Establish your value. How will they benefit from knowing you? Years ago, a local property developer who was excellent at social prospecting explained: “Everyone needs help with something.” Even if they are fabulously rich and a collector, they need someone to talk about their collection, someone who understands the terminology. As a wine fan, I take this in another direction. I know how to find stuff, often at a very reasonable price. Going wine shopping together means they will probably get some bargains. HNW individuals are rich, but most love getting a good deal. They won’t announce it publicly, but they enjoy finding them privately.


Allow time to balance the relationship. Wealthy people love to be cultivated. They get taken out to lunch or dinner. They get invitations to exclusive events. People make them feel important. You might feel you are doing the giving and someone is doing the taking, but this should eventually even out as they get comfortable with you. Generally speaking, if you go out to dinner with them, they split the bill. There are exceptions.

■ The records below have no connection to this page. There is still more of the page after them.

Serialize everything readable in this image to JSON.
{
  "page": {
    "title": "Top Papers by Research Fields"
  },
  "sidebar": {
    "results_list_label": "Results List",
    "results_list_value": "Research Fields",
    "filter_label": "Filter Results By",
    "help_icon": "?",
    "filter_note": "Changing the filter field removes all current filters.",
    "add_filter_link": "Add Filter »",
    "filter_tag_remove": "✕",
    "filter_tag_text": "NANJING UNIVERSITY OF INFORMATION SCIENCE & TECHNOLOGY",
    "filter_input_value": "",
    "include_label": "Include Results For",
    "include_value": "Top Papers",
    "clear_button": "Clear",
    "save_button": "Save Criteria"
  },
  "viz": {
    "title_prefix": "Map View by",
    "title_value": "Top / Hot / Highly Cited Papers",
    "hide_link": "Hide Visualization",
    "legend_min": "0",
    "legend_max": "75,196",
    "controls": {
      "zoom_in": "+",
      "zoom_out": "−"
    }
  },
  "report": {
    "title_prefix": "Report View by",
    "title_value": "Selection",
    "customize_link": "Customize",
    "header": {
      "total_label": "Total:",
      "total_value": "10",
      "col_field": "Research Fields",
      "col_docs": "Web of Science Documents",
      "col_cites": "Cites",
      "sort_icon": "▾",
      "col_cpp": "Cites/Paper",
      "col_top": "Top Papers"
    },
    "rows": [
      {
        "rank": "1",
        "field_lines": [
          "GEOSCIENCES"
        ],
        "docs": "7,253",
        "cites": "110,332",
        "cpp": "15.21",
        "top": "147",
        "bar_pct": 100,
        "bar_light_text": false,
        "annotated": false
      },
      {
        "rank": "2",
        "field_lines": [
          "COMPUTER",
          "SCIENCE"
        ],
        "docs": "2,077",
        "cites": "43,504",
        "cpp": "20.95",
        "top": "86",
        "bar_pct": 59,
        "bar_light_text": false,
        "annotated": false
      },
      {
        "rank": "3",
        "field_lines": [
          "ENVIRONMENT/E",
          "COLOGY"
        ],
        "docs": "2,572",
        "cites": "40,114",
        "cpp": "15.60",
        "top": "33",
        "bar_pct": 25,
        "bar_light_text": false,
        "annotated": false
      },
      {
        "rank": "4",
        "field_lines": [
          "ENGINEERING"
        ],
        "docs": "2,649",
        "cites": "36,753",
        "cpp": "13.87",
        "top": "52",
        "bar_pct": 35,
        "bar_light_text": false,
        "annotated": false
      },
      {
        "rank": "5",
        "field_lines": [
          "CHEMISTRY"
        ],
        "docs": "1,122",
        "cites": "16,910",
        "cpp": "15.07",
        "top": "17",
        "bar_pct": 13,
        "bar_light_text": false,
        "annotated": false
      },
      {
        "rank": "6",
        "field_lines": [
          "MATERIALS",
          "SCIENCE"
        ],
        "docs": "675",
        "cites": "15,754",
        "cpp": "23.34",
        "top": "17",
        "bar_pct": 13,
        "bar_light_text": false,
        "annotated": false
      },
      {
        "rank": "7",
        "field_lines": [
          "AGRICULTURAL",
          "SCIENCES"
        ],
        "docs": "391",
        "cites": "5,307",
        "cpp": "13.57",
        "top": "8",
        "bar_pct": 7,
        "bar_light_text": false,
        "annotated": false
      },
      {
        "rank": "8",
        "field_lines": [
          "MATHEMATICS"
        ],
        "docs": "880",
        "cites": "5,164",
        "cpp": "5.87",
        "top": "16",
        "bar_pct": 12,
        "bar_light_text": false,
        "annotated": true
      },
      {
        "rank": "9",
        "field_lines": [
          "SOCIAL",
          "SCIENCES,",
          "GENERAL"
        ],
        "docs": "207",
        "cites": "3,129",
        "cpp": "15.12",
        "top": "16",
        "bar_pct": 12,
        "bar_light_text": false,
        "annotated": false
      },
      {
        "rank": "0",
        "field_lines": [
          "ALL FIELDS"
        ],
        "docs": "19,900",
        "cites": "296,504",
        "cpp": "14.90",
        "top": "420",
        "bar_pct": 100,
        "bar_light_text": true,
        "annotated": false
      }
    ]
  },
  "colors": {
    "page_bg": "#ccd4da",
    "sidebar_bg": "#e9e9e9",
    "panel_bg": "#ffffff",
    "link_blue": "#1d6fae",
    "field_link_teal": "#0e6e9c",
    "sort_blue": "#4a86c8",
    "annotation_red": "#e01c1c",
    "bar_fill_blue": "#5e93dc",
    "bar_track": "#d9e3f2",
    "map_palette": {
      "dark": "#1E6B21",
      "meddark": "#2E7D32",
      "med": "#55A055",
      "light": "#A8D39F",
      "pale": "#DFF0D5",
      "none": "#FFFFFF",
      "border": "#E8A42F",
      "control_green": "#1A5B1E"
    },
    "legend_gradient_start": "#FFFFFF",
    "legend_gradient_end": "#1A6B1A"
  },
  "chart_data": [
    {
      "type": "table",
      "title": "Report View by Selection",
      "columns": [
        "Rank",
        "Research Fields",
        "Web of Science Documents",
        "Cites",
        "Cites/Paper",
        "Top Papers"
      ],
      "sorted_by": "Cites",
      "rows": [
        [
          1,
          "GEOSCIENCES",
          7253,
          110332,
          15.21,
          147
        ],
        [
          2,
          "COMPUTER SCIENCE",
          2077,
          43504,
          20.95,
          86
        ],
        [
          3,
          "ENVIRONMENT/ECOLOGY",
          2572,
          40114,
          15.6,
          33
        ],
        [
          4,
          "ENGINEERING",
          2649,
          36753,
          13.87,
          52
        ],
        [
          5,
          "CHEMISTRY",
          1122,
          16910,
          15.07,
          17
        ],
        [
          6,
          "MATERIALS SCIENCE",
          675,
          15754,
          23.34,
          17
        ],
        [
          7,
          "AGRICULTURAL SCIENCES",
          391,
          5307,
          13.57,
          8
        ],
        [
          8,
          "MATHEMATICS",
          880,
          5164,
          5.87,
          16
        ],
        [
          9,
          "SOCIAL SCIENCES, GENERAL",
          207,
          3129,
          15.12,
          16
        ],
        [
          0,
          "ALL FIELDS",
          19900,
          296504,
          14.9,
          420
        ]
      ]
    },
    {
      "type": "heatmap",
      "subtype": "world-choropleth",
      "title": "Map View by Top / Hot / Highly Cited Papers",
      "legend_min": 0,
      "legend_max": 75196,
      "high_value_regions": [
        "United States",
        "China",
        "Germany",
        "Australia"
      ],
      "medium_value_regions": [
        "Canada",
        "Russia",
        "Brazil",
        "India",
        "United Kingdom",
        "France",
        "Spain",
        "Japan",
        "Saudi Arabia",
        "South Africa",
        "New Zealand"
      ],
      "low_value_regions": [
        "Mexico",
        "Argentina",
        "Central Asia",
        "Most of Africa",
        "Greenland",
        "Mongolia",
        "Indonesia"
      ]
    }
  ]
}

Find friends in common. Your chances of being accepted increase when you know some of the same people. They reach out to them, quiz them about you and make the decision if they will proceed further. Wealthy people continue to make new friends. Naming a few people you both know sounds like name-dropping (which it is) but if done when the moment is right, it delivers the message you travel in the same circles.


Commit to a cause. Very often, you are building new relationships by meeting people through nonprofit events. Some people are involved to see and be seen. They are seeking to raise their public profile, too. Others are attending because the cause is very important to them. Wealthy older people often fit into this category. If you genuinely share the same passion, this can accelerate the development of a friendship.

If you are out and about in your community and pursuing your genuine interests, you will have opportunities to meet your next great client. Be sincere and friendly. You don’t have to force it. When the right prospect crosses your path, you will be doing everything right, as you always do. It will happen.